The second series I refer to as “the adventure series”, written by Thornton W. Burgess:

burgess Thornton Waldo Burgess (January 14, 1874 – June 5, 1965). Born in Sandwich, Cape Cod, Massachusetts, he was a conservationist and author of children's stories. Thornton Waldo Burgess loved the beauty of nature and its living creatures so much that he wrote about them for 50 years. By the time he retired, he had written more than 170 books and 15,000 stories for daily columns in newspapers.

adventure
THE ADVENTURES OF BUSTER BEAR

Gentle morality lessons, delightfully taught, in a tale about an amiable bear who comes to live in the Green Forest. Large, easy-to-read type and charming illustrations.
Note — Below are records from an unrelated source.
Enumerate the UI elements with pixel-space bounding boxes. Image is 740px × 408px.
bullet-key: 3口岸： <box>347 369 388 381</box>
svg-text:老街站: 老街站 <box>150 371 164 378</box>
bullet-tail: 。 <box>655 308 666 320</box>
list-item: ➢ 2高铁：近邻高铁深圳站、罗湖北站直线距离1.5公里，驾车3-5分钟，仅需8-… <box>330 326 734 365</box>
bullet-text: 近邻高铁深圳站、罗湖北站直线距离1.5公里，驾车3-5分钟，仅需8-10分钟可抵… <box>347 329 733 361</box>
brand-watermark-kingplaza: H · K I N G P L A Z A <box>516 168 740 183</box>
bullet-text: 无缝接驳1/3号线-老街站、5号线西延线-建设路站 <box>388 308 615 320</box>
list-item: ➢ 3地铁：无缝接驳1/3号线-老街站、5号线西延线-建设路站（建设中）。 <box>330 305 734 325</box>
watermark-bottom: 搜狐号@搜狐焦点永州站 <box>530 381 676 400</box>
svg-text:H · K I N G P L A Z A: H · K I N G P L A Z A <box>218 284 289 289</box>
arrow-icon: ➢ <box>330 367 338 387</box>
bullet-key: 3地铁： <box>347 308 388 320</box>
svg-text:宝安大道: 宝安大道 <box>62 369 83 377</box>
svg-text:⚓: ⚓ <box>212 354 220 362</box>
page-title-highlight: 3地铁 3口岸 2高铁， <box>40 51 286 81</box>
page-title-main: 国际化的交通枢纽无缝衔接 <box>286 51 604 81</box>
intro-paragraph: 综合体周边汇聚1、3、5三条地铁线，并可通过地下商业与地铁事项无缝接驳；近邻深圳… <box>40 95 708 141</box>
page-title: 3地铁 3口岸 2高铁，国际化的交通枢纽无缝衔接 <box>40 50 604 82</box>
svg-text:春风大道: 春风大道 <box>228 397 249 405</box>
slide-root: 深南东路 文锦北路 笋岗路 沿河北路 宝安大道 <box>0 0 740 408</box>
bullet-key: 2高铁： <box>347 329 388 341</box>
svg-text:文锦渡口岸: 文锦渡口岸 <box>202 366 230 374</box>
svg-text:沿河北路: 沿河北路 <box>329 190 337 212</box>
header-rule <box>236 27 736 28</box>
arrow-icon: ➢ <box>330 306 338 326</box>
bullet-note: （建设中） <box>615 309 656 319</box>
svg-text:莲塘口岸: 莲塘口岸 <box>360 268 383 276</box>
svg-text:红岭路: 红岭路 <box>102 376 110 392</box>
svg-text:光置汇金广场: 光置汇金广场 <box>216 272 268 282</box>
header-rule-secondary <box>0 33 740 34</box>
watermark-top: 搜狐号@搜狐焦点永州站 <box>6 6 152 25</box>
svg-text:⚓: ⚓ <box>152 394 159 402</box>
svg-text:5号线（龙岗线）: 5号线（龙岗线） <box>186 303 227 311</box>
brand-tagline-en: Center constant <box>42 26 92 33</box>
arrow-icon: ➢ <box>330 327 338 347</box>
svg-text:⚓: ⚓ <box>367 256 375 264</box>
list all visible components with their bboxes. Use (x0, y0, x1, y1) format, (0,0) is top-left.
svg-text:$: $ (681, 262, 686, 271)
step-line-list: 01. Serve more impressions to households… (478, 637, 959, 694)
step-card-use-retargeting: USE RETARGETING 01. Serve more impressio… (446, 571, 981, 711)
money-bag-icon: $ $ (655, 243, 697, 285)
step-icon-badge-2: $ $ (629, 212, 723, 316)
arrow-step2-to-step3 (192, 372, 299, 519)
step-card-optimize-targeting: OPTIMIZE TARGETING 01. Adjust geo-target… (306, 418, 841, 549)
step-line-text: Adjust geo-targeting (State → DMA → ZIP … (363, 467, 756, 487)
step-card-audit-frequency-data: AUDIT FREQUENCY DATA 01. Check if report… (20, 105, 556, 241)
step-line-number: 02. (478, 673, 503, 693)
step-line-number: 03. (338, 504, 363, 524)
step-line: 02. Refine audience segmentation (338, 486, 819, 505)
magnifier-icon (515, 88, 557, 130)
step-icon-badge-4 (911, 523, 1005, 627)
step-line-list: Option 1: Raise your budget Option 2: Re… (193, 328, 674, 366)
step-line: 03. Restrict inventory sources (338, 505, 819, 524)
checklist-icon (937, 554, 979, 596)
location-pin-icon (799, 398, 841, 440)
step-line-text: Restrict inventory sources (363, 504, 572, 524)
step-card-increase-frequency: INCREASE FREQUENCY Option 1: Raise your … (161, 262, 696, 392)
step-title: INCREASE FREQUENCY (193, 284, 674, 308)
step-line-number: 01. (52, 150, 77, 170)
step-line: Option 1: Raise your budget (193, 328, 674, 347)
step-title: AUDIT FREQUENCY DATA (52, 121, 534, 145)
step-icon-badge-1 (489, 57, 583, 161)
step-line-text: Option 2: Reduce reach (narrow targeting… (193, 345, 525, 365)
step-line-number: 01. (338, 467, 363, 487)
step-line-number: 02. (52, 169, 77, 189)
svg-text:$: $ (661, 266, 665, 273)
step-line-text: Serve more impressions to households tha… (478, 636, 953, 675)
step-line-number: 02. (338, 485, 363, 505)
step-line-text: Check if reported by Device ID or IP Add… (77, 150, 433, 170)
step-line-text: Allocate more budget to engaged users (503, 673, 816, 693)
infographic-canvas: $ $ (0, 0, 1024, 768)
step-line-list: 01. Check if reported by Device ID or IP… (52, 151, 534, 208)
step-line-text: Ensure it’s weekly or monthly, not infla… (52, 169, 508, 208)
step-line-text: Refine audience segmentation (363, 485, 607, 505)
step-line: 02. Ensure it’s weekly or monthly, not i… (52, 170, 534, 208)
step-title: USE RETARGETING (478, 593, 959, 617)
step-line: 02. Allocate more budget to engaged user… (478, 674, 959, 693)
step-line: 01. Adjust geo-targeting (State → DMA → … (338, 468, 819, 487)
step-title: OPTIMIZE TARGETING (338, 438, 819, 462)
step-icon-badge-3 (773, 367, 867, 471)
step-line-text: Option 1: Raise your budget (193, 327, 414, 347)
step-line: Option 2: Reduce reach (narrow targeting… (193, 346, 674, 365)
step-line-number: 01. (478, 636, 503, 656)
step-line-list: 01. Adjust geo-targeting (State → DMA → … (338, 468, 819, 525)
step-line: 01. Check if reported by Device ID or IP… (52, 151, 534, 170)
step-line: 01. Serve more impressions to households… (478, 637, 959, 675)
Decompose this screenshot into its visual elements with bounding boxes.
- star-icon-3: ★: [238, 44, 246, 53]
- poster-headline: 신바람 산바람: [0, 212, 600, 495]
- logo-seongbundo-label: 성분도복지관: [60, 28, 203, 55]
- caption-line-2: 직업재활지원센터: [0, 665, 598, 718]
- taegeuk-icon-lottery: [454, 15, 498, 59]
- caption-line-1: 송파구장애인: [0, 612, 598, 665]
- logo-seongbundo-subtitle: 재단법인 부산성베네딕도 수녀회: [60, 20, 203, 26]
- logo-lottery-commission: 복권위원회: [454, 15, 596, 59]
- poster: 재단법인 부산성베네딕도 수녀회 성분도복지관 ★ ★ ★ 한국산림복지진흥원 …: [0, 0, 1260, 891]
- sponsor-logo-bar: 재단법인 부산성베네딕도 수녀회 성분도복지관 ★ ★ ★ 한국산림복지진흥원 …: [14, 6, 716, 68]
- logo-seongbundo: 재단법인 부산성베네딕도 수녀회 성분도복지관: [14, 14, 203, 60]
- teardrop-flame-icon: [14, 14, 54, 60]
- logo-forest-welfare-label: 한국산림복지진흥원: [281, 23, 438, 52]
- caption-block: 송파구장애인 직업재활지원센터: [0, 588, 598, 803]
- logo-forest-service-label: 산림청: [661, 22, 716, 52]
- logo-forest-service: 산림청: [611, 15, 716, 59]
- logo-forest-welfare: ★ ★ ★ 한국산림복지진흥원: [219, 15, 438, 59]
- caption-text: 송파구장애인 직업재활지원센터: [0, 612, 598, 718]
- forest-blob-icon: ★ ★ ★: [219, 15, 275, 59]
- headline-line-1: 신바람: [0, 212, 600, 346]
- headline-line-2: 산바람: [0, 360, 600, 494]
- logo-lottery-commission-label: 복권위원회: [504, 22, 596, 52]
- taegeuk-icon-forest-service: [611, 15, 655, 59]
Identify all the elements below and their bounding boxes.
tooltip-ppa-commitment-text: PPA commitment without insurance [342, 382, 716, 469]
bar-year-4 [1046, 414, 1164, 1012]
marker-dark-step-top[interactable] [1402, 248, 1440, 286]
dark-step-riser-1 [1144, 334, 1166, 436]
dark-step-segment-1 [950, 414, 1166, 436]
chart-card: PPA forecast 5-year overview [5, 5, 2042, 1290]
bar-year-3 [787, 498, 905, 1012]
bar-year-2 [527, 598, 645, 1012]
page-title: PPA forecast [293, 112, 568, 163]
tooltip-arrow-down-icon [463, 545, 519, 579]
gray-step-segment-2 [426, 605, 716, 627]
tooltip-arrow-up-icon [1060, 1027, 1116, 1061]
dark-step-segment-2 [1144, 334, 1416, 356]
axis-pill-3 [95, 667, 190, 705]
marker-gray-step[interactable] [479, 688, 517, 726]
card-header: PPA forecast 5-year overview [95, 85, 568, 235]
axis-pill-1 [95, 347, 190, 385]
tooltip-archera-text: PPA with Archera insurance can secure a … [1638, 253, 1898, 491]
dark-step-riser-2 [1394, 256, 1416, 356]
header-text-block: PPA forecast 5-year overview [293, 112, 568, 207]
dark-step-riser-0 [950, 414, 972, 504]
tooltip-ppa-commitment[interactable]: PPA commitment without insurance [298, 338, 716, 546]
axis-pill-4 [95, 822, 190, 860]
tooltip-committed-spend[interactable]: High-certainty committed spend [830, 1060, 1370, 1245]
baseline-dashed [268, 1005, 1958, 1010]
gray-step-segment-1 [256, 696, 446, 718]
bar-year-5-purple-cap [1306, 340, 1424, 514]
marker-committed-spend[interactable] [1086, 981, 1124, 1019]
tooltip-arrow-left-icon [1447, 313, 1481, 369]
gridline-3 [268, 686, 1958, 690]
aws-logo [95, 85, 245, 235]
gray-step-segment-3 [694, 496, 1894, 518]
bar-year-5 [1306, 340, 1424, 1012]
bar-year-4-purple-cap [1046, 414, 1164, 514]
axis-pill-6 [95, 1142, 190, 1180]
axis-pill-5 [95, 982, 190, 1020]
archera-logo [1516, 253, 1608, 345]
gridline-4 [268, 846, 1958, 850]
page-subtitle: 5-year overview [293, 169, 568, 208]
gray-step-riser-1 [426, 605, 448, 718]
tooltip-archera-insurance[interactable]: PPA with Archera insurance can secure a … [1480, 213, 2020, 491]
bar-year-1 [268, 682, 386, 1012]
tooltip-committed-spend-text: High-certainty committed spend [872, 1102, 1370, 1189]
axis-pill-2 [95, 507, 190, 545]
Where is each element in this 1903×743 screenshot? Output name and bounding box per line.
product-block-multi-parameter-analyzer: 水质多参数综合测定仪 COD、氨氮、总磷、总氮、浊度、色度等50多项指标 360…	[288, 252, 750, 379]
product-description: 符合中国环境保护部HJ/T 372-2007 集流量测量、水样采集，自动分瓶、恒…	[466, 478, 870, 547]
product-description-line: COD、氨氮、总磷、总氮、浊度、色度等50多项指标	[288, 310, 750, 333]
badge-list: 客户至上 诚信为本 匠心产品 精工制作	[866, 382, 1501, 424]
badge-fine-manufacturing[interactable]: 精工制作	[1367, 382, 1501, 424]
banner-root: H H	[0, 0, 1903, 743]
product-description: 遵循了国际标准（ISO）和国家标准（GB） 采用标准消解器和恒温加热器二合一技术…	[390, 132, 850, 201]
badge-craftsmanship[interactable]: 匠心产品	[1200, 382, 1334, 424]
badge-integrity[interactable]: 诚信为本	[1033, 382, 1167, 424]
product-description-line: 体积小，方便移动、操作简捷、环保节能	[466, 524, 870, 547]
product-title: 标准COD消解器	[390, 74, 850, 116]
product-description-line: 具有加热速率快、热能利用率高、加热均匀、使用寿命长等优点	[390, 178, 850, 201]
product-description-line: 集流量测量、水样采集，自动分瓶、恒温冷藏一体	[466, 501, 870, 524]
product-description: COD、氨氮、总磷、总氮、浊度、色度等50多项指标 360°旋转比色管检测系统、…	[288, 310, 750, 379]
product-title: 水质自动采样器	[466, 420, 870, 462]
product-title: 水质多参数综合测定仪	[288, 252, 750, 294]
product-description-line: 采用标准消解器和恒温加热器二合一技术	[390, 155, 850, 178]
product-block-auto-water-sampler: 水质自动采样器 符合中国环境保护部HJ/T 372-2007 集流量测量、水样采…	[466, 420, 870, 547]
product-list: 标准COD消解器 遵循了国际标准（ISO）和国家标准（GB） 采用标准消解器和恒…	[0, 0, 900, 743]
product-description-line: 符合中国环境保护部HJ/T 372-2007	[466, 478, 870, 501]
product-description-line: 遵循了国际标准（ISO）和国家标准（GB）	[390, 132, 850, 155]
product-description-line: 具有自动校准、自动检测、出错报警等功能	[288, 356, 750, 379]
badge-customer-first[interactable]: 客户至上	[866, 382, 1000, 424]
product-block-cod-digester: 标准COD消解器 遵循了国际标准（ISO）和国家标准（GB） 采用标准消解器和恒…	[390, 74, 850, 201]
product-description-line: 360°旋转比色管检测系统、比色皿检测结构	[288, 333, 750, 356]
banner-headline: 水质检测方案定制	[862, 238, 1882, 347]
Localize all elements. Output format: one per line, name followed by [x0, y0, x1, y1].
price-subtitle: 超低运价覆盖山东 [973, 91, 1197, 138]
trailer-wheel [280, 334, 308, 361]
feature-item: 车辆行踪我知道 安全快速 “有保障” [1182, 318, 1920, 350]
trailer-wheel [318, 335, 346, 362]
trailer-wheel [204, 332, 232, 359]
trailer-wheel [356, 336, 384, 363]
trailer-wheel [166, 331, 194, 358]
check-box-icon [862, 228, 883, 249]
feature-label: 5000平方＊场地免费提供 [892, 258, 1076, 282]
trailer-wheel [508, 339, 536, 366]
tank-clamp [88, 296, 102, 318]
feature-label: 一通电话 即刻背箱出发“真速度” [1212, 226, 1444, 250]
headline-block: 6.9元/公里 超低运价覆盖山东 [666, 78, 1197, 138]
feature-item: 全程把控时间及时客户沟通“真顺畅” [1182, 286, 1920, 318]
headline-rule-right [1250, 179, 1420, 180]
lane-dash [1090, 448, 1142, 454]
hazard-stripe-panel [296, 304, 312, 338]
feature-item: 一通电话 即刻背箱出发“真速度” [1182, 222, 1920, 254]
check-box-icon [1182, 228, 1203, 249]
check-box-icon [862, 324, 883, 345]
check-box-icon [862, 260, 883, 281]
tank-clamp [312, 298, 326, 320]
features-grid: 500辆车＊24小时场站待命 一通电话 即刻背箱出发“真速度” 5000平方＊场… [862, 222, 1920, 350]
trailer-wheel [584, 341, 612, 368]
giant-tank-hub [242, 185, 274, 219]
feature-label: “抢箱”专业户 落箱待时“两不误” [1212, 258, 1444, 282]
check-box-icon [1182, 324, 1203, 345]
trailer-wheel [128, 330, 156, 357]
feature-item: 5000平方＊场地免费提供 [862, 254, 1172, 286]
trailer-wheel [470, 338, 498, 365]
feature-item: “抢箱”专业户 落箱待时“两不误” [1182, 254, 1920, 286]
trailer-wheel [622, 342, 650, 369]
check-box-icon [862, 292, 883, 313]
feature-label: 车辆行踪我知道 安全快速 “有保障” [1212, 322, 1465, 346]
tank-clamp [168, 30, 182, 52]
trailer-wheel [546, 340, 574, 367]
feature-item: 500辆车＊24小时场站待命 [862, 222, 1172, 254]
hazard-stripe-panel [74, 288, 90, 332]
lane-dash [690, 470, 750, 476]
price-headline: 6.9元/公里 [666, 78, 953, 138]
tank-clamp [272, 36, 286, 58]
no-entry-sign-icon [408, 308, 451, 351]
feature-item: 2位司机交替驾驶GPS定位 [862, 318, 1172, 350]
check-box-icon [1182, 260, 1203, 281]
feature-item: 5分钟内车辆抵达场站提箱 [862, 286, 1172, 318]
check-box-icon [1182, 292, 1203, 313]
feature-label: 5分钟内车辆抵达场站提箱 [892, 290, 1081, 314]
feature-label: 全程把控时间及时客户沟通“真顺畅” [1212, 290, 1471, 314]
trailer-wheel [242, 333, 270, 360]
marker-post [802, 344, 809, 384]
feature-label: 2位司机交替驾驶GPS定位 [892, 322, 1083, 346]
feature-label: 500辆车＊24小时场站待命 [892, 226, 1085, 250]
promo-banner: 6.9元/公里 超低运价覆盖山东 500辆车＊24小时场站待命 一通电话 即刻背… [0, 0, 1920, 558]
The other animals are frightened when Buster Bear comes to live in the Green Forest, until he gets into trouble trying to steal blueberries from Farmer Brown's boy and they realize he is not very different from them.

 adventure1    adventure2   adventure3    adventure4   

jbuster

It’s always fun to find books the kids love to read.

I want to instill a heart of thankfulness in our kids for the gift of books!  There are many children around the world who never have access to books like our children.

Here is a quote from “Books for Africa”. . .

Letter from a Peace Corps Volunteer currently serving at an elementary hostel school in a tiny rural village in Namibia:

“Though there are no chairs or tables in our library, and only a ragged carpet on a cement floor, the children line up outside, waiting anxiously for me to open every afternoon, excited to look through and read, yet again, the same book they read yesterday.

“The children spend long afternoons flipping mesmerized through picture books, tracing words with their fingers, asking for definitions or explanations. The library has become a place that not only creates a love of reading, but offers and inspires an interest in English, the national language of this still newly independent nation, and an awareness of a world outside the hostel walls.”

Happy reading. . .Happy Thanksgiving week!